Ces deux faits confirment une tendance observée depuis le début des années 2000, avec un gouvernement qui foule au pied les libertés publiques et la dignité humaine. Le 10 avril 2000, les forces de l’ordre avaient déjà violemment réprimé une manifestation d’élèves, faisant 14 morts. Le seul tort de ces élèves était de réclamer justice suite à la mort d’un des leurs aux mains des pompiers et le viol d’une de leur camarade par un homme en tenue.

Comme les affaires Hydara et Manneh, ces morts viennent rejoindre une longue liste d’actes impunis tout au long des 20 années de pouvoir de Jammeh et de ses services de sécurité, notamment la National Intelligence Agency (NIA).

Au-delà des journalistes dont certains ont subi les affres de la torture, à défaut d’être physiquement éliminés, les atteintes du régime touchent aussi les politiques et les acteurs de la société civile muselés par un pouvoir qui ne tolère aucune parole dissidente.

Retour de la peine de mort

En aout 2012, Yahya Jammeh, jetait un nouveau pavé dans la marre en faisant exécuter neuf prisonniers, brisant ainsi un moratoire de près de 30 ans sur la peine de mort en Gambie où la dernière exécution remontait à 1985.

Cette énième « folie » de Jammeh suscita l’émoi un peu partout dans le monde, d’autant que les condamnés n’ont pas eu droit, selon les observateurs à des procès équitables. Sur place à Banjul, seul un homme en l’occurrence l’imam Baba Leigh à oser braver la peur ambiante et dénoncé publiquement ces exécutions.
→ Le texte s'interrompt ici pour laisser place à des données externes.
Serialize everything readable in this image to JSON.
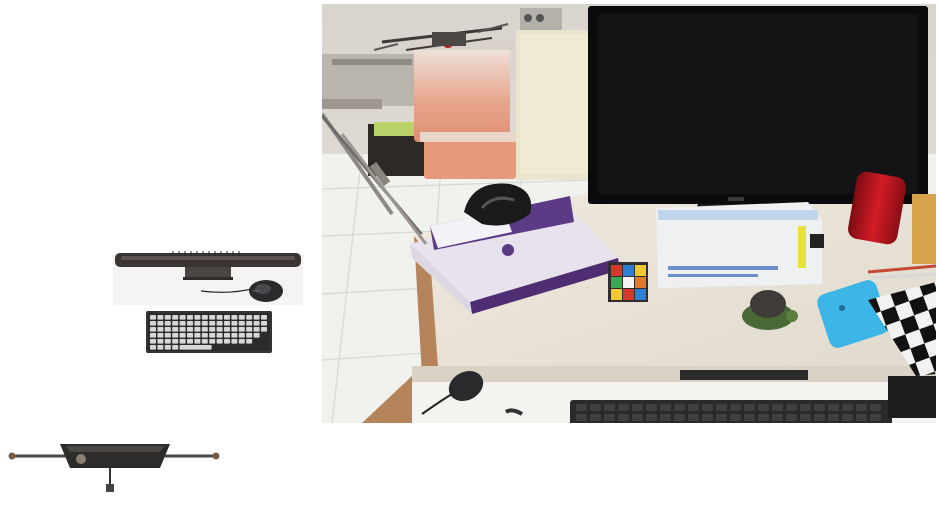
{
  "scene": {
    "objects": [
      "monitor-render",
      "keyboard-render",
      "mouse-render",
      "dock-render",
      "desk-photo"
    ],
    "photo_items": [
      "computer-monitor",
      "storage-bin",
      "quadcopter",
      "book-stack",
      "vr-headset",
      "rubiks-cube",
      "turtle-figurine",
      "smartphone",
      "checkerboard",
      "thermos",
      "keyboard",
      "mouse"
    ]
  },
  "colors": {
    "phone": "#3cb6e6",
    "thermos": "#b8141c",
    "desk": "#ece7dc",
    "floor": "#f1f1ee",
    "monitor": "#0b0b0d",
    "storage_bin_lid": "#e79a7a"
  }
}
Il sera arrêté et attrait dans les locaux de la NIA, il fut torturé avant d’être libéré sous la pression montante de la communauté internationale

Exit le Commonwealth

Dans la foulée, du retour de la peine de mort, les critiques contre le régime gambien s’amplifient. Le gouvernement britannique, à travers un rapport accablant du Foreign Office, ajoutait sa voix au concert de condamnations.

Dos au mur, le président Jammeh annonçait en octobre 2013, à la surprise générale, Le retrait de son pays du Commonwealth, qu’il traite d’institution « néocoloniale ». Une façon pour lui de se venger de l’ancien colonisateur anglais qui fédère sous la coupole du Commonwealth plus de 50 pays. La Gambie était membre depuis 48 ans.

Cette décision prise à l’emporte-pièce est aussi vue comme un acte de défiance vis-à-vis de cette communauté internationale qui commence à sortir de sa léthargie en ce qui concerne la Gambie. Par l’exemple l’Union européenne, principale partenaire au développement de la Gambie est actuellement en train de revoir son aide à ce pays après avoir reçu des délégations de la société civile et d’opposants gambiens en exil.

Le renforcement des lois liberticides

En juillet 2013, la paranoïa du régime et son opposition à la liberté d’expression prenait une nouvelle tournure à travers le vote par le parlement d’une loi très contraignante, relative à l’information et à la communication.

Selon les dispositions de cette loi, de lourdes sanctions (15 ans de prison et 63000 euros d’amende) sont prévues contre toute personne, reconnue coupable de diffusion de « fausses nouvelles » sur le gouvernement ou des fonctionnaires, de publication de caricatures ou de déclarations désobligeantes à l’encontre de fonctionnaires, d’incitation au mécontentement ou instigation à la violence contre le gouvernement.

A travers cette loi qualifiée de « scélérate », Yayha Jammeh vise à amoindrir la liberté d’expression dont jouissent ses compatriotes sur Internet. Jusqu’ici son régime avait du moins en interne réussi à bien museler la presse dont la branche privée en est même réduite aujourd’hui à l’autocensure. Sur Internet qui demeure une véritable bouée de sauvetage pour la diaspora et les exilés, son régime y est dépeint dans toute sa cruauté avec l’effet amplificateur des réseaux sociaux.